Your eggs and sperm are at a higher risk of chromosomal damage if they are exposed to radiation, think pelvic x-rays, laptops on laps, mobile phones in pockets.  Also, nutrient deficiencies play a role with zinc and selenium deficiency a cause of chromosome changes due to the fact they are an essential component of genetic material.  Therefore, zinc and selenium deficiencies (amongst other nutrients) are a direct cause of miscarriage.

A recent study showed that low total antioxidant status is associated with miscarriage [1]   CoQ10 is an excellent antioxidant, often used by women who are trying to conceive.  In naturopathic medicine, it is especially recommended for older mothers aged 35+.


Are you taking the right type of folate?

Most people confuse the word folate with folic acid and assume that folic acid comes from food but it does not.  There are 3 types of folate:

Folic acid is the cheap, synthetic form found in supplements.

Folinic acid is an active form found in supplements and food.

5-methyltetrahydrofolate (5-MTHF) is the most active form of folate found in supplements and food like green, leafy vegetables.

You may have heard of the acronym MTHFR.  This is an enzyme which is ultimately responsible for remethylating homocysteine into methionine which probably sounds all a bit scientific and boring so let me explain how this relates to pregnancy and your risk of miscarriage and neural tube defects. 

When you go for an MTHFR blood test they will generally be checking for 2 genetic polymorphisms – C677T and A1298C.   You can be either homozygous (inherited from both parents) or heterozygous (inherited from one parent).  

Taking a preconception vitamin that contains active folate, zinc, selenium and CoQ10 amongst other essential nutrients is a good idea for at least 3-4 months prior to conception.


Neural tube defects

C677T is the one we are most interested in when it comes to folic acid metabolism because if you are homozygous you have a 70% reduction in your ability to metabolise folic acid into the active form of folate (this is why those women will be prescribed 5mg of folic acid by their obstetrician) and if you are heterozygous you have a 40% reduction in your ability to metabolise folic acid into the active form (5-MTHF).

So basically what this means is, if you are homozygous, then you will still have a high risk of a neural tube defect if you are taking a standard prenatal multivitamin that contains 500mcg of folic acid.  However, if you take a supplement containing 500mcg of 5-MTHF, your risk is reduced (although you will still need to seek professional advice as 500mcg of 5-MTHF is unlikely to be enough for you).  NaturoBest prenatal vitamins are the only prenatal supplements on the Australian and New Zealand markets that contain 500mcg of 5-MTHF as Quatrefolic®.



Let’s get on to this homocysteine methylation.   Homocysteine is an amino acid that naturally occurs in the body and high levels lead to thrombophilia, i.e. an increased risk of blood clotting which is a cause of miscarriage.   High homocysteine later on in life leads to an increased risk of heart attacks and stroke so it’s important at all stages of life to keep this under control.

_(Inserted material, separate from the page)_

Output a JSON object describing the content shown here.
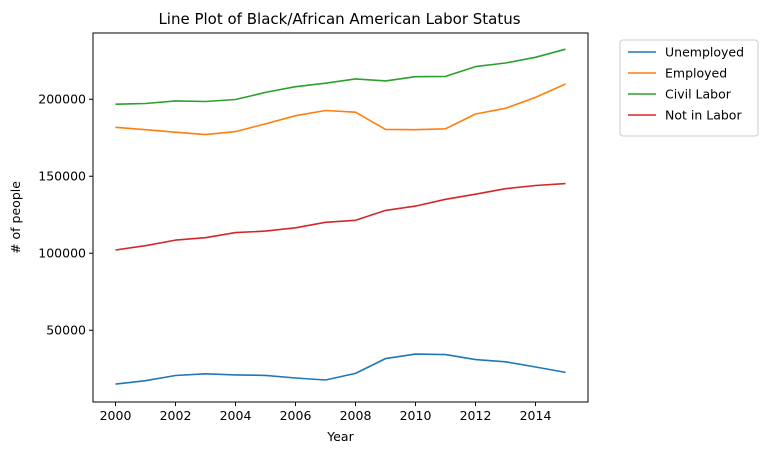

Amongst other nutrients, we need adequate levels of vitamins B6, B12 and folate to ensure homocysteine levels stay in the normal range. 

It has been found that those people who are homozygous for C677T or heterozygous for both C677T and A1298C are at an increased risk of high homocysteine levels and the risks associated with that.

If you are homozygous for MTHFR C677T, you may be interested in a study that showed 800mcg of Quatrefolic® was better than 5mg of folic acid in reducing the risk of miscarriage.

I hope it is starting to become clear to you that there is a lot to take into consideration when preparing to have a baby.  A preconception care plan for both partners is vital when planning a baby and should be commenced 4 months prior to conception for the best chance of a successful pregnancy and a healthy baby.




  1. Omeljaniuk, W.J., et al., Antioxidant status in women who have had a miscarriage. Adv Med Sci, 2015. 60(2): p. 329-34.